Some asked if I did commissions. “If someone asks and they understand that time is money.”
Then they said “spiderweb.” They had my attention. That’s a negative space project where what you don’t draw is more important than what you do draw.
I went looking for a video to see how other people might be handling it but found nothing. Tried looking for pen and ink examples from professionals and also came up empty. I have found a hole in the internet. I hate holes in the internet.
Rough draft to prove out some concepts. I learned a few things from this and will use them on a second draft. I might have to go bigger and darker to get it right. And it needs more foreground. But it’s a fully finished rough, so I have that going for me. Which is something.
If you know of high skill examples or have any suggestions I want them in the comments.
Have you tried seeing if any tattooerists have info out there? Spiderwebs don’t seem to be a super rare tattoo. Maybe there’s something helpful there.
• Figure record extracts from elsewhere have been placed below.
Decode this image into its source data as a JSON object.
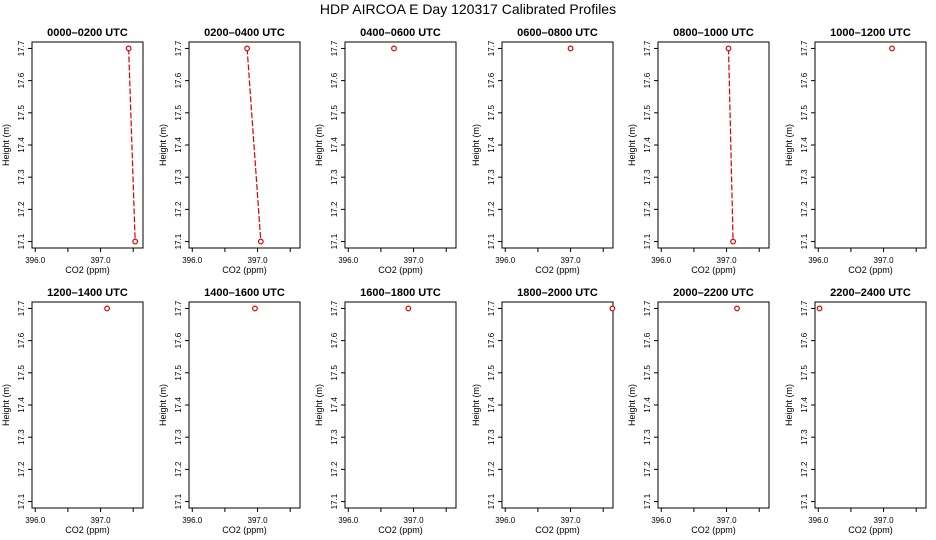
{
  "figure": {
    "title": "HDP AIRCOA E  Day 120317  Calibrated Profiles"
  },
  "colors": {
    "series": "#dd0000",
    "axis": "#000000",
    "background": "#ffffff"
  },
  "chart_data": [
    {
      "type": "line",
      "title": "0000–0200 UTC",
      "xlabel": "CO2 (ppm)",
      "ylabel": "Height (m)",
      "xlim": [
        395.95,
        397.65
      ],
      "ylim": [
        17.08,
        17.72
      ],
      "xticks": [
        396.0,
        396.5,
        397.0,
        397.5
      ],
      "xtick_labels": [
        "396.0",
        "",
        "397.0",
        ""
      ],
      "yticks": [
        17.1,
        17.2,
        17.3,
        17.4,
        17.5,
        17.6,
        17.7
      ],
      "ytick_labels": [
        "17.1",
        "17.2",
        "17.3",
        "17.4",
        "17.5",
        "17.6",
        "17.7"
      ],
      "grid": false,
      "points": [
        {
          "x": 397.43,
          "y": 17.7
        },
        {
          "x": 397.53,
          "y": 17.1
        }
      ]
    },
    {
      "type": "line",
      "title": "0200–0400 UTC",
      "xlabel": "CO2 (ppm)",
      "ylabel": "Height (m)",
      "xlim": [
        395.95,
        397.65
      ],
      "ylim": [
        17.08,
        17.72
      ],
      "xticks": [
        396.0,
        396.5,
        397.0,
        397.5
      ],
      "xtick_labels": [
        "396.0",
        "",
        "397.0",
        ""
      ],
      "yticks": [
        17.1,
        17.2,
        17.3,
        17.4,
        17.5,
        17.6,
        17.7
      ],
      "ytick_labels": [
        "17.1",
        "17.2",
        "17.3",
        "17.4",
        "17.5",
        "17.6",
        "17.7"
      ],
      "grid": false,
      "points": [
        {
          "x": 396.84,
          "y": 17.7
        },
        {
          "x": 397.05,
          "y": 17.1
        }
      ]
    },
    {
      "type": "scatter",
      "title": "0400–0600 UTC",
      "xlabel": "CO2 (ppm)",
      "ylabel": "Height (m)",
      "xlim": [
        395.95,
        397.65
      ],
      "ylim": [
        17.08,
        17.72
      ],
      "xticks": [
        396.0,
        396.5,
        397.0,
        397.5
      ],
      "xtick_labels": [
        "396.0",
        "",
        "397.0",
        ""
      ],
      "yticks": [
        17.1,
        17.2,
        17.3,
        17.4,
        17.5,
        17.6,
        17.7
      ],
      "ytick_labels": [
        "17.1",
        "17.2",
        "17.3",
        "17.4",
        "17.5",
        "17.6",
        "17.7"
      ],
      "grid": false,
      "points": [
        {
          "x": 396.7,
          "y": 17.7
        }
      ]
    },
    {
      "type": "scatter",
      "title": "0600–0800 UTC",
      "xlabel": "CO2 (ppm)",
      "ylabel": "Height (m)",
      "xlim": [
        395.95,
        397.65
      ],
      "ylim": [
        17.08,
        17.72
      ],
      "xticks": [
        396.0,
        396.5,
        397.0,
        397.5
      ],
      "xtick_labels": [
        "396.0",
        "",
        "397.0",
        ""
      ],
      "yticks": [
        17.1,
        17.2,
        17.3,
        17.4,
        17.5,
        17.6,
        17.7
      ],
      "ytick_labels": [
        "17.1",
        "17.2",
        "17.3",
        "17.4",
        "17.5",
        "17.6",
        "17.7"
      ],
      "grid": false,
      "points": [
        {
          "x": 397.0,
          "y": 17.7
        }
      ]
    },
    {
      "type": "line",
      "title": "0800–1000 UTC",
      "xlabel": "CO2 (ppm)",
      "ylabel": "Height (m)",
      "xlim": [
        395.95,
        397.65
      ],
      "ylim": [
        17.08,
        17.72
      ],
      "xticks": [
        396.0,
        396.5,
        397.0,
        397.5
      ],
      "xtick_labels": [
        "396.0",
        "",
        "397.0",
        ""
      ],
      "yticks": [
        17.1,
        17.2,
        17.3,
        17.4,
        17.5,
        17.6,
        17.7
      ],
      "ytick_labels": [
        "17.1",
        "17.2",
        "17.3",
        "17.4",
        "17.5",
        "17.6",
        "17.7"
      ],
      "grid": false,
      "points": [
        {
          "x": 397.03,
          "y": 17.7
        },
        {
          "x": 397.1,
          "y": 17.1
        }
      ]
    },
    {
      "type": "scatter",
      "title": "1000–1200 UTC",
      "xlabel": "CO2 (ppm)",
      "ylabel": "Height (m)",
      "xlim": [
        395.95,
        397.65
      ],
      "ylim": [
        17.08,
        17.72
      ],
      "xticks": [
        396.0,
        396.5,
        397.0,
        397.5
      ],
      "xtick_labels": [
        "396.0",
        "",
        "397.0",
        ""
      ],
      "yticks": [
        17.1,
        17.2,
        17.3,
        17.4,
        17.5,
        17.6,
        17.7
      ],
      "ytick_labels": [
        "17.1",
        "17.2",
        "17.3",
        "17.4",
        "17.5",
        "17.6",
        "17.7"
      ],
      "grid": false,
      "points": [
        {
          "x": 397.13,
          "y": 17.7
        }
      ]
    },
    {
      "type": "scatter",
      "title": "1200–1400 UTC",
      "xlabel": "CO2 (ppm)",
      "ylabel": "Height (m)",
      "xlim": [
        395.95,
        397.65
      ],
      "ylim": [
        17.08,
        17.72
      ],
      "xticks": [
        396.0,
        396.5,
        397.0,
        397.5
      ],
      "xtick_labels": [
        "396.0",
        "",
        "397.0",
        ""
      ],
      "yticks": [
        17.1,
        17.2,
        17.3,
        17.4,
        17.5,
        17.6,
        17.7
      ],
      "ytick_labels": [
        "17.1",
        "17.2",
        "17.3",
        "17.4",
        "17.5",
        "17.6",
        "17.7"
      ],
      "grid": false,
      "points": [
        {
          "x": 397.1,
          "y": 17.7
        }
      ]
    },
    {
      "type": "scatter",
      "title": "1400–1600 UTC",
      "xlabel": "CO2 (ppm)",
      "ylabel": "Height (m)",
      "xlim": [
        395.95,
        397.65
      ],
      "ylim": [
        17.08,
        17.72
      ],
      "xticks": [
        396.0,
        396.5,
        397.0,
        397.5
      ],
      "xtick_labels": [
        "396.0",
        "",
        "397.0",
        ""
      ],
      "yticks": [
        17.1,
        17.2,
        17.3,
        17.4,
        17.5,
        17.6,
        17.7
      ],
      "ytick_labels": [
        "17.1",
        "17.2",
        "17.3",
        "17.4",
        "17.5",
        "17.6",
        "17.7"
      ],
      "grid": false,
      "points": [
        {
          "x": 396.96,
          "y": 17.7
        }
      ]
    },
    {
      "type": "scatter",
      "title": "1600–1800 UTC",
      "xlabel": "CO2 (ppm)",
      "ylabel": "Height (m)",
      "xlim": [
        395.95,
        397.65
      ],
      "ylim": [
        17.08,
        17.72
      ],
      "xticks": [
        396.0,
        396.5,
        397.0,
        397.5
      ],
      "xtick_labels": [
        "396.0",
        "",
        "397.0",
        ""
      ],
      "yticks": [
        17.1,
        17.2,
        17.3,
        17.4,
        17.5,
        17.6,
        17.7
      ],
      "ytick_labels": [
        "17.1",
        "17.2",
        "17.3",
        "17.4",
        "17.5",
        "17.6",
        "17.7"
      ],
      "grid": false,
      "points": [
        {
          "x": 396.92,
          "y": 17.7
        }
      ]
    },
    {
      "type": "scatter",
      "title": "1800–2000 UTC",
      "xlabel": "CO2 (ppm)",
      "ylabel": "Height (m)",
      "xlim": [
        395.95,
        397.65
      ],
      "ylim": [
        17.08,
        17.72
      ],
      "xticks": [
        396.0,
        396.5,
        397.0,
        397.5
      ],
      "xtick_labels": [
        "396.0",
        "",
        "397.0",
        ""
      ],
      "yticks": [
        17.1,
        17.2,
        17.3,
        17.4,
        17.5,
        17.6,
        17.7
      ],
      "ytick_labels": [
        "17.1",
        "17.2",
        "17.3",
        "17.4",
        "17.5",
        "17.6",
        "17.7"
      ],
      "grid": false,
      "points": [
        {
          "x": 397.64,
          "y": 17.7
        }
      ]
    },
    {
      "type": "scatter",
      "title": "2000–2200 UTC",
      "xlabel": "CO2 (ppm)",
      "ylabel": "Height (m)",
      "xlim": [
        395.95,
        397.65
      ],
      "ylim": [
        17.08,
        17.72
      ],
      "xticks": [
        396.0,
        396.5,
        397.0,
        397.5
      ],
      "xtick_labels": [
        "396.0",
        "",
        "397.0",
        ""
      ],
      "yticks": [
        17.1,
        17.2,
        17.3,
        17.4,
        17.5,
        17.6,
        17.7
      ],
      "ytick_labels": [
        "17.1",
        "17.2",
        "17.3",
        "17.4",
        "17.5",
        "17.6",
        "17.7"
      ],
      "grid": false,
      "points": [
        {
          "x": 397.16,
          "y": 17.7
        }
      ]
    },
    {
      "type": "scatter",
      "title": "2200–2400 UTC",
      "xlabel": "CO2 (ppm)",
      "ylabel": "Height (m)",
      "xlim": [
        395.95,
        397.65
      ],
      "ylim": [
        17.08,
        17.72
      ],
      "xticks": [
        396.0,
        396.5,
        397.0,
        397.5
      ],
      "xtick_labels": [
        "396.0",
        "",
        "397.0",
        ""
      ],
      "yticks": [
        17.1,
        17.2,
        17.3,
        17.4,
        17.5,
        17.6,
        17.7
      ],
      "ytick_labels": [
        "17.1",
        "17.2",
        "17.3",
        "17.4",
        "17.5",
        "17.6",
        "17.7"
      ],
      "grid": false,
      "points": [
        {
          "x": 396.02,
          "y": 17.7
        }
      ]
    }
  ]
}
I know one I can ask. Good idea because there is a direct parallel to not being able to use a second medium.
I love the idea of using negative space this way. It would be amazing if you could add more dimensionality to the background, increase the sense of perspective being the negative space so that the foreground objects create a sense of nearness.
Also, what is the web is attached to? What are the anchor points above? It’s unclear if the web is in a window or attached to plants in the garden.
I assumed it’s attached to taller plants.
I’m planning to dramatically increase the amount of foreground to bigger things taking up maybe 20% of the whole thing.
I think increasing the details of the background will require me to upsize the whole thing from 5.5 x 8.5 to a larger paper. Otherwise the lines have to be placed too close together over multiple windows through the web that the results won’t be different from what I have here or they will frame the windows too much defeating the negative space idea. Foreground pens are 05 to 08, background is 005 to 2. The page size is just top small for the background to be detailed without it looking like misplaced foreground at this scale.
That makes sense. If there are plants above, consider framing a bit of them in for the final version, or change the web layout to match what’s there. Spiders make do with all sorts of wonky areas, after all!
Again, I really love what you’re doing here, I hope you’ll post more.
Draw everything normally then use a white pain pen for the web
I explicitly want to avoid using anything but black ink and white paper. I want a clean finished product.
Maybe you could find a way to cut thin strips of masking tape for the web so that you could render the background and then remove the mask?
I did consider that but tape would catch the pen tip causing all kinds of artifacts. I considered maybe using a high gloss board and painting the web in a thin wax. Then melt the wax off when done. But the wax would have to be almost plastic in hardness to avoid gumming the pen tip. And that would create both a nightmare for application and removal.
But I like that you are pondering it.
Still trying to nail it.
Latex masking fluid is likely one solution for preserving negative space in this type of drawing.
Latex would trip up a pen tip. It would work fine for markers or brushes though.